Après avoir écrit un souvenir lié aux vieux cinémas de Marseille dans le fil consacré à sujet, j'ai vu que certains ont souhaité lire d'autres récits du même genre. Je vous propose donc quelques uns de mes souvenirs dans années 50, en espérant que quelques personnes s'y retrouveront.
Mes premiers souvenirs, s’ils ne me trahissent pas, prennent naissance dans cette ville de Marseille. Mes parents y ont habité plusieurs années, mon père, alors CRS, y avait été affecté. A sa demande ? Je ne sais pas et plus personne n’est aujourd’hui vivant pour me donner la réponse. L’incertitude demeure aussi sur l’âge que j’avais alors. Je pense que j’ai dû être marseillais entre 2 et 7 peut-être 8 ans. Mes premiers souvenirs remontent donc à cette époque. Réels ou fabriqués par les récits et les photos conservés de ce temps ? Probablement un peu des deux.

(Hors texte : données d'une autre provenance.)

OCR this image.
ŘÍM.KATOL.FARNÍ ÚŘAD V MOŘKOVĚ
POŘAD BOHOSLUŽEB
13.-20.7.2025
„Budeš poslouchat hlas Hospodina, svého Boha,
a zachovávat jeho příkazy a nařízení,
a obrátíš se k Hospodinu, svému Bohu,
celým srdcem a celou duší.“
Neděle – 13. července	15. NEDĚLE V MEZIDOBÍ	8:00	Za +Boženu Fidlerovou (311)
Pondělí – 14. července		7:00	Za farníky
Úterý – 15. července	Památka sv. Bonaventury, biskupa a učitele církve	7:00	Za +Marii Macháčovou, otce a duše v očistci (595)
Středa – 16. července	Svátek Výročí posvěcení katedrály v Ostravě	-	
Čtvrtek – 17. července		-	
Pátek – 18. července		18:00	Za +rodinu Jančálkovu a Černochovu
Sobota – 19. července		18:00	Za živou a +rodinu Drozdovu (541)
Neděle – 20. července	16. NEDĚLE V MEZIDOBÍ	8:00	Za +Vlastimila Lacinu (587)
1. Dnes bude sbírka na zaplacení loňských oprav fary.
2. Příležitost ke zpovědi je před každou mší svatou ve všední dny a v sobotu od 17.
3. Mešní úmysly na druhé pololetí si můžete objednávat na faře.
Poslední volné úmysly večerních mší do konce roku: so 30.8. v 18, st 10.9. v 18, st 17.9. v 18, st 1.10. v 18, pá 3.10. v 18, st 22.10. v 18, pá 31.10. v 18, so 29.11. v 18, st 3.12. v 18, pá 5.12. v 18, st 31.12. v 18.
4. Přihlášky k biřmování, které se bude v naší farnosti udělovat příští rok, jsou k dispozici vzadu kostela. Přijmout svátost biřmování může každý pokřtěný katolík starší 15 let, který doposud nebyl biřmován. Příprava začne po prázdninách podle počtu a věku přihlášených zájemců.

Je garde un souvenir assez flou du petit meublé où nous logions, rue Sénac, une rue qui donnait sur la Canebière, quelques dizaines de mètres avant l’église des Réformés : L’hôtel du Capitole. Le numéro ? Un numéro impair, je crois, mais cela ne me revient plus précisément en mémoire. Je crois me souvenir d’une chambre, assez grande, où se trouvaient le lit de mes parents et sans doute aussi le mien. Une petite cuisine était attenante, sur la gauche de la chambre, lorsqu’on regardait vers les fenêtres et la rue.
Pas de pièce d’eau dans notre meublé, la toilette se faisait vraisemblablement dans la cuisine. Les toilettes étaient sur le palier, un étage en dessous – je crois que nous habitions au 2è ou 3è étage-. Cela me procura de belles frayeurs lorsque, de nuit, il me fallait descendre ou remonter des WC, et que, la lumière s’éteignant, je me retrouvai soudainement dans l’obscurité d’un escalier devenu le terrain d’action de monstres ou de malfaiteurs en tous genres.
Quand je rentrais de l’école, j’étais souvent seul chez nous. Ma mère travaillait dans un petit atelier de fourrure, pas très éloigné, ce qui me permettait malgré tout d’aller la voir quand je voulais. Mon père était souvent en déplacement. Il faut croire que les enfants, à cette époque, était plus autonome qu’aujourd’hui et qu’on les laissait, dès leur jeune âge, se débrouiller seul.
L’école finie, donc –je n’ai pas souvenir de quelconques devoirs à faire ! -, les parents au travail, j’allais vite retrouver mon terrain de jeu, ma terre d’aventure, mon domaine de plaisirs et de découvertes, mon paradis personnel (et celui de mes copains) : la rue !
La rue c’était d’abord la nôtre, la rue Sénac, avec ses boutiques, ses commerces plutôt, et leurs vitrines modestes mais alléchantes. Celle du marchand de bonbons garnie de bocaux énormes renfermant toutes sortes de bonbons, multicolores, aux goûts et aux formes variés. Nous y achetions aussi la délicieuse réglisse en bâtonnet à mâchouiller ou en rouleau noir avec un petit bonbon bleu ou rouge au centre. Au coin de la rue, la crèmerie (j’ai retrouvé 50 ans plus tard, sa porte de bois taguée, mais l’inscription en belles lettres se distinguait encore au-dessous) où lait frais, crèmes, fromages, beurre, dégageaient tous leurs parfums. La droguerie recelait des trésors dans ses hauts rayonnages croulant sous toutes sortes de produits un peu mystérieux, aux odeurs fortes que nous respirions avec désagrément et plaisir à la fois. Nous y achetions les précieux élastiques, qui, noués autour du pouce et de l’index, devenaient de redoutables propulseurs de papier plié, armes suprêmes de tous nos affrontements glorieux, de tous nos combats d’enfants.